Не разгибая правой ноги, он захромал по залам, расписанным мягкими кистями гератских живописцев, — сады, полные барсов, газелей и розовых попугаев в гибких склонах тёмно-зелёной листвы; царская охота среди зелёных холмов, где красный конь вскинул лысую голову, когда нарядный всадник спустил стрелу и скачущая газель споткнулась, ибо стрела пригвоздила ей ухо к заднему копытцу; две красавицы любуются на охоту из-за холма; вот сам он сидит в точёной лёгкой беседке, беседуя с жёнами, которых художник нарядил в персидские платья, хотя они носят одежды своих народов, а не иранские! Вот битва за Шираз, а вот и самый Шираз! И снова Тимур увидел себя на коне, таким, каким стал теперь, а не таким, каким был двенадцать лет назад, когда брал Шираз, а у стремени стоит согбенный дервиш в лохмотьях, опоясанный верёвкой, — прославленный поэт Хафиз…
Двенадцать лет прошло. Многие тогда восхваляли газеллы Хафиза, а между ними и ту, что показалась оскорбительной Завоевателю Мира. И когда Тимуру сказали, что среди ширазских дервишей скрывается этот самый Хафиз, Тимур велел привести поэта.
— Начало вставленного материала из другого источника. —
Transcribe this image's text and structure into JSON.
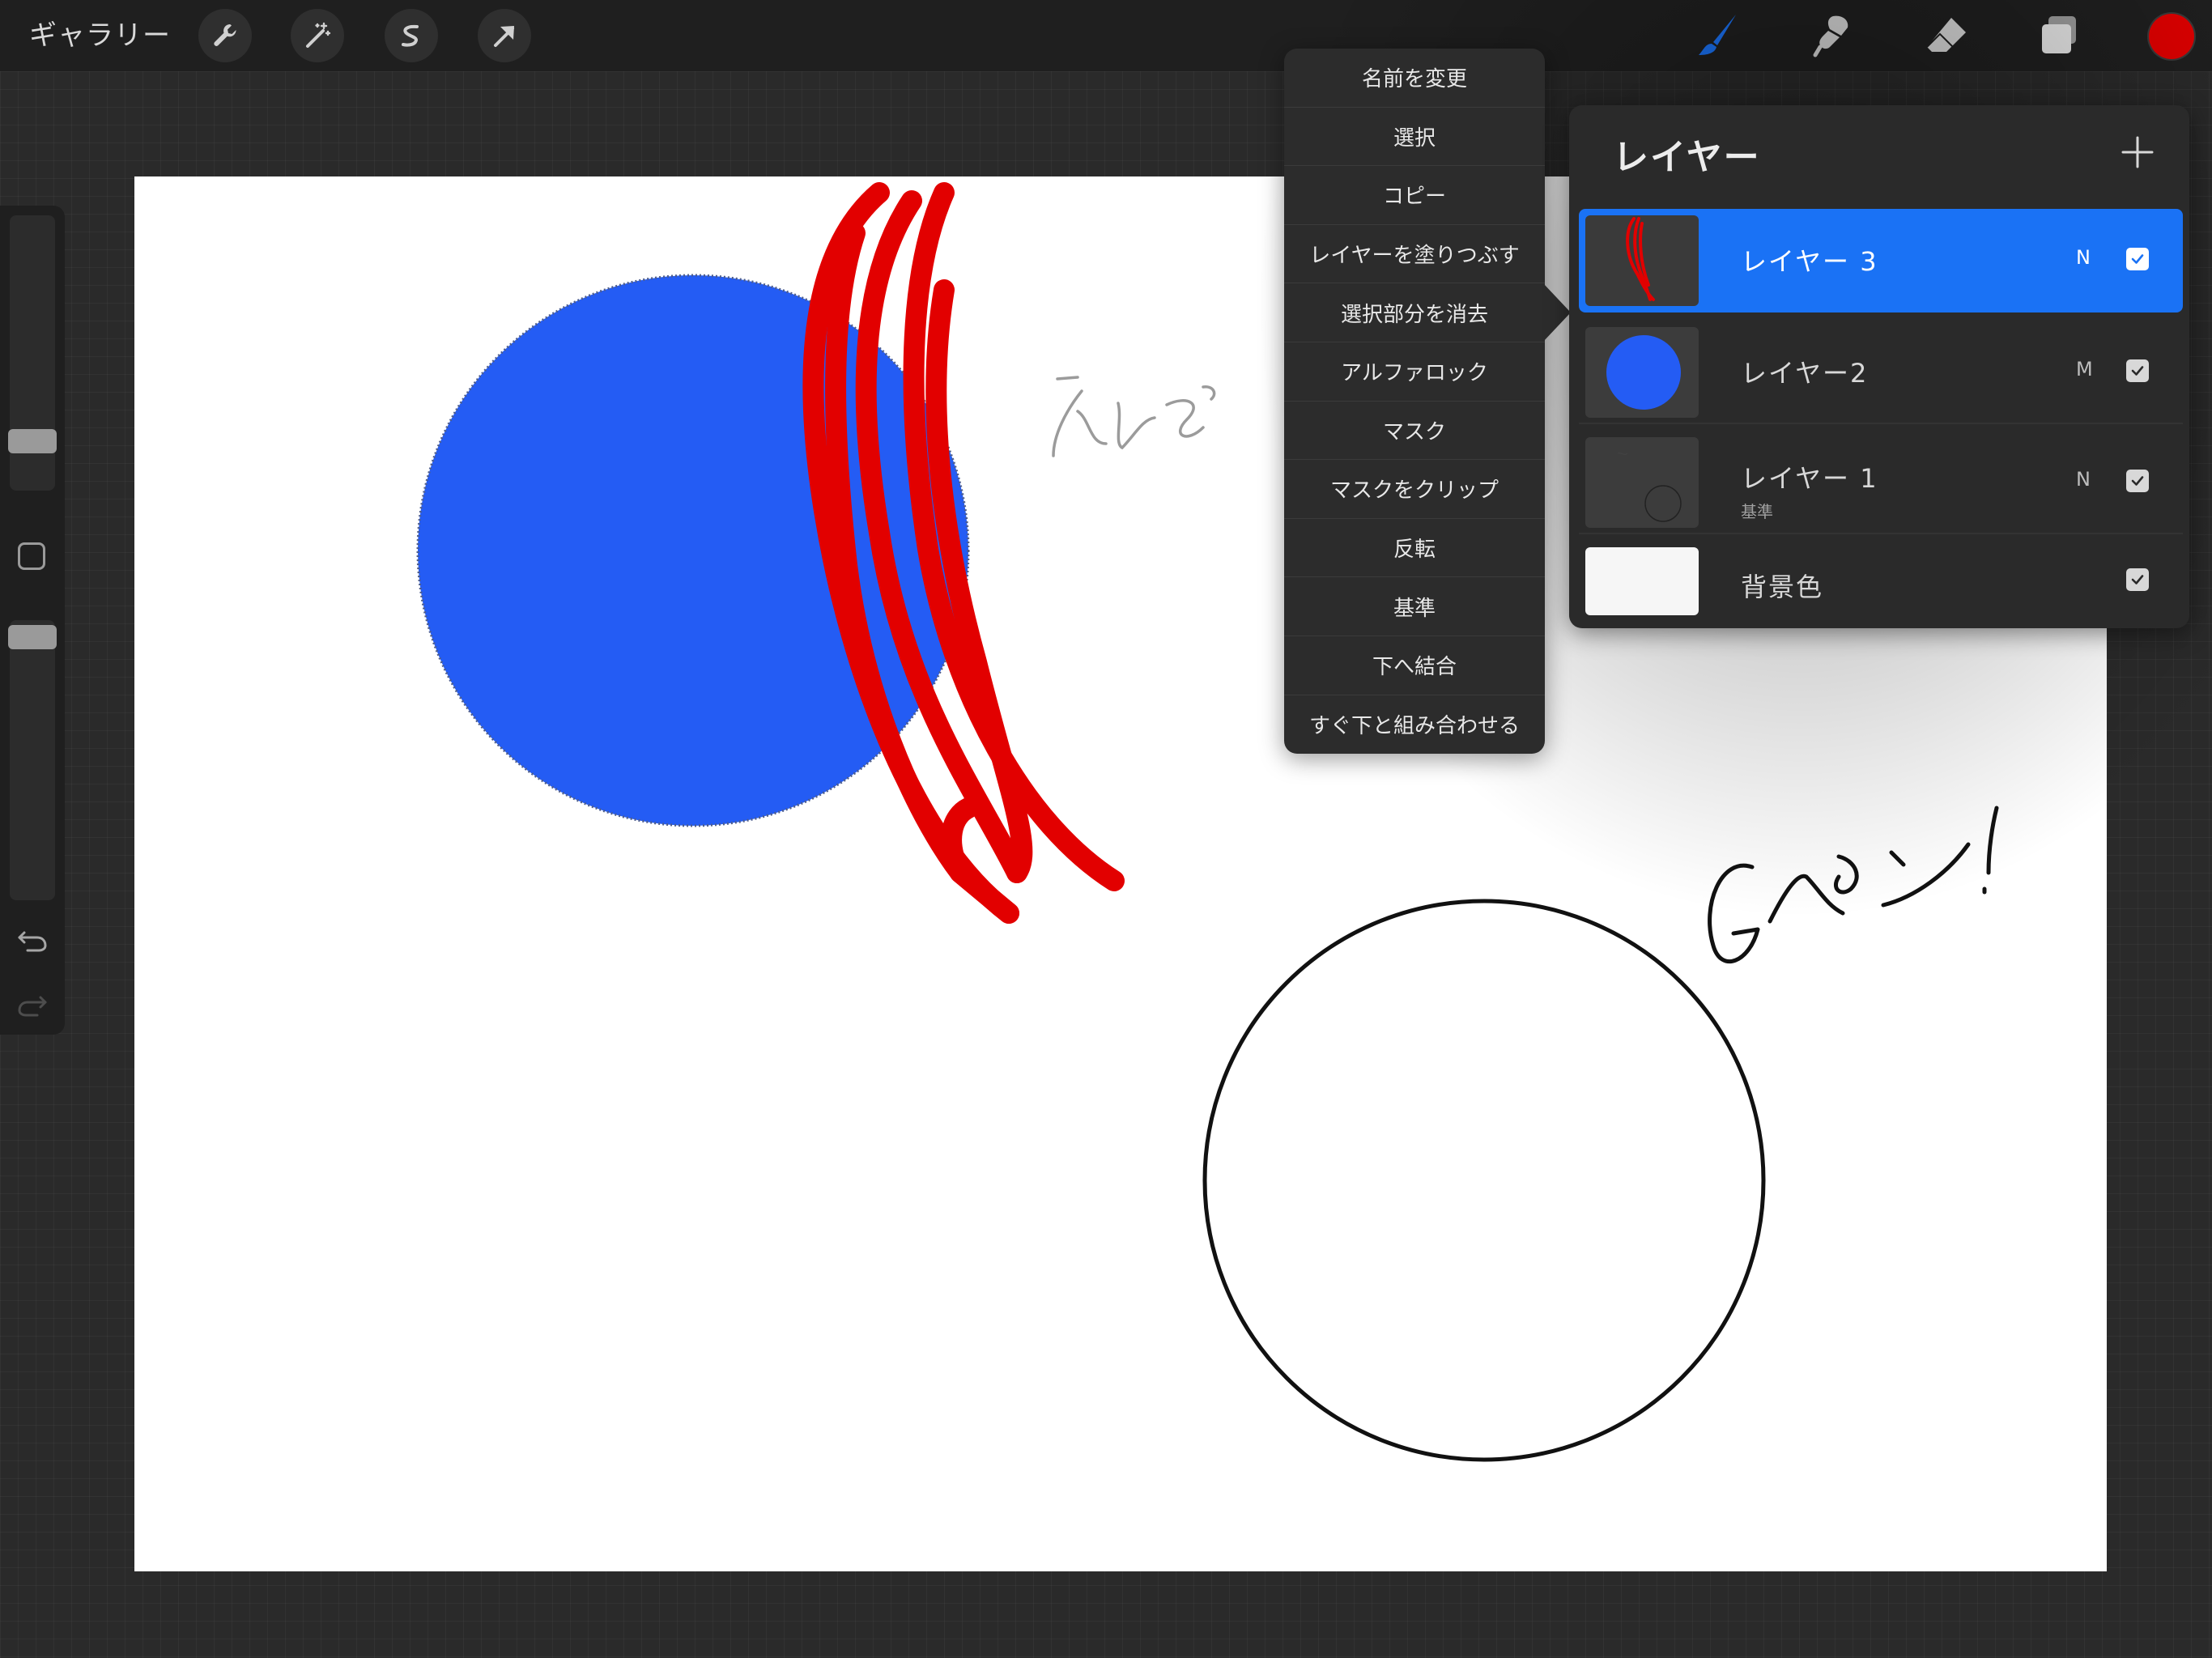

В тот день, когда Тимур собрался на охоту и уже сел в седло, ему доложили, что поэт выслежен, схвачен и приведён.
Повелитель глянул с коня на этого жалкого оборванца: стар, борода остра и седа, брови широки, густы и черны, а большой нос тёмен, как у пьяницы, но глаза дерзки и взгляд твёрд, а под усами — ухмылка. Эта самая ухмылка и рассердила Тимура: при нём ещё никто не ухмылялся, а только улыбались, плакали и кланялись.
Тимур хотел было наказать поэта палками, но сперва сказал:
— Я весь мир перевернул, собирая достойное, чтобы украсить свои города, а паче всех — Самарканд, главнейший из городов мира. Как же ты посмел раздавать мои города за какие-то там родинки на щёчках!
Хафиз, грустно улыбнувшись, подёргал свои лохмотья и без поклона ответил:
— Видишь сам, государь, до чего довело меня такое мотовство!
— Ну, то-то! — ответил Тимур, не зная, что сказать в ответ этому дерзкому старику, и тронул серебряными каблуками чуткие бока коня. Конь пошёл, за повелителем двинулись его спутники, торопясь выехать на охотничий простор из Шираза, смердящего мертвечиной.